PADANG – Gubernur Sumatera Barat (Sumbar) Mahyeldi terlihat seperti tak peduli dengan pengajuan Hak Angket oleh tiga fraksi dan satu partai tentang surat permintaan sumbangan yang ditekennya.

Ditemui wartawan di Auditorium Kantor Gubernur, Selasa (14/9/2021) petang, Mahyeldi terkesan cuek dengan masalah pengajuan Hak Angket DPRD Sumbar.

“Kita ikuti sajalah” katanya singkat kepada wartawan.

“Masing masing kita kan punya hak,” tambahnya.

“Kan aturan, jadi harus diikuti,” sambungnya singkat.

Setelah itu Mahyeldi meninggalkan para wartawan.

Tidak ada upaya Mahyeldi sama sekali untuk menjelaskan posisi surat yang dia teken dengan persoalan hukum di kepolisian dan terakhir adanya hak angket di DPRD Sumbar.

Sikap Mahyeldi ini yang kemudian ditafsirkan berbagai kalangan sebagai sikap tak peduli atas kesalahan yang terjadi, dan bahkan terkesan membiarkan proses kritisi publik terhadap pemerintahannya tanpa berusaha menjelaskan hal yang sebenarnya.

Seperti diketahui Gubernur Sumbar ini terlilit persoalan surat yang ditekennya yang kemudian dipakai untuk meminta sumbangan kepada pihak ketiga, untuk kepentingan penerbitan buku profil Sumbar dalam berbagai bahasa, termasuk Arab.

Kasus ini kemudian masuk ranah hukum karena ada yang mengadu ke Polrestabes Padang. Ada lima orang yang terperiksa waktu itu. Mereka inilah yang mengedarkan surat permohonan sumbangan dari Gubernur itu.

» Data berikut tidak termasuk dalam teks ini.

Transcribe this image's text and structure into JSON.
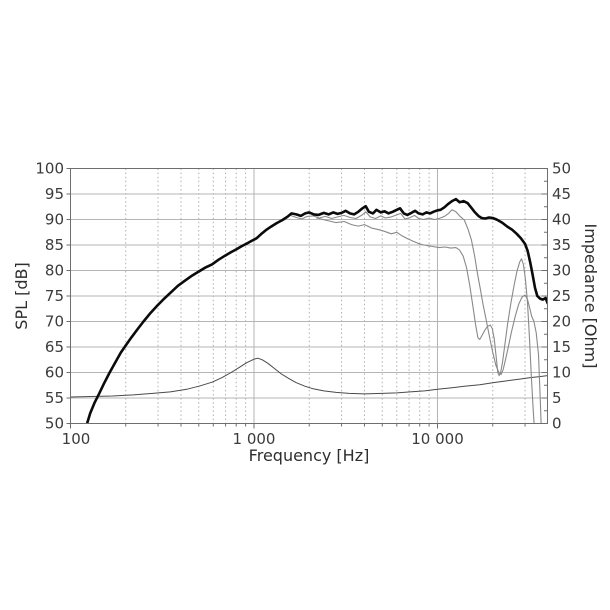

Polisi kemudian menutup kasus dakwaan penipuan, karena tidak ditemukan unsur menipunya.

Kemudian Kapolrestabes Padang menyatakan akan menggelar dakwan baru dalam perkara ini, yakni mau dilihat unsur korupsi dan gratifikasinya.

Sampai disini, kasus ini terhenti. Janji akan menggelar perkara baru dalam sengkarut surat minta sumbangan gubernur ini terhenti.

Jelas Pasalnya, Gratifikasi dan Korupsi

Padahal, secara jelas dan terang benderang Pakar Hukum Pidana Unand, Prof Elwi Danil menyatakan bahwa kasus ini bisa mengarah ke tindak pidana korupsi pasal 12 huruf e UU Korupsi.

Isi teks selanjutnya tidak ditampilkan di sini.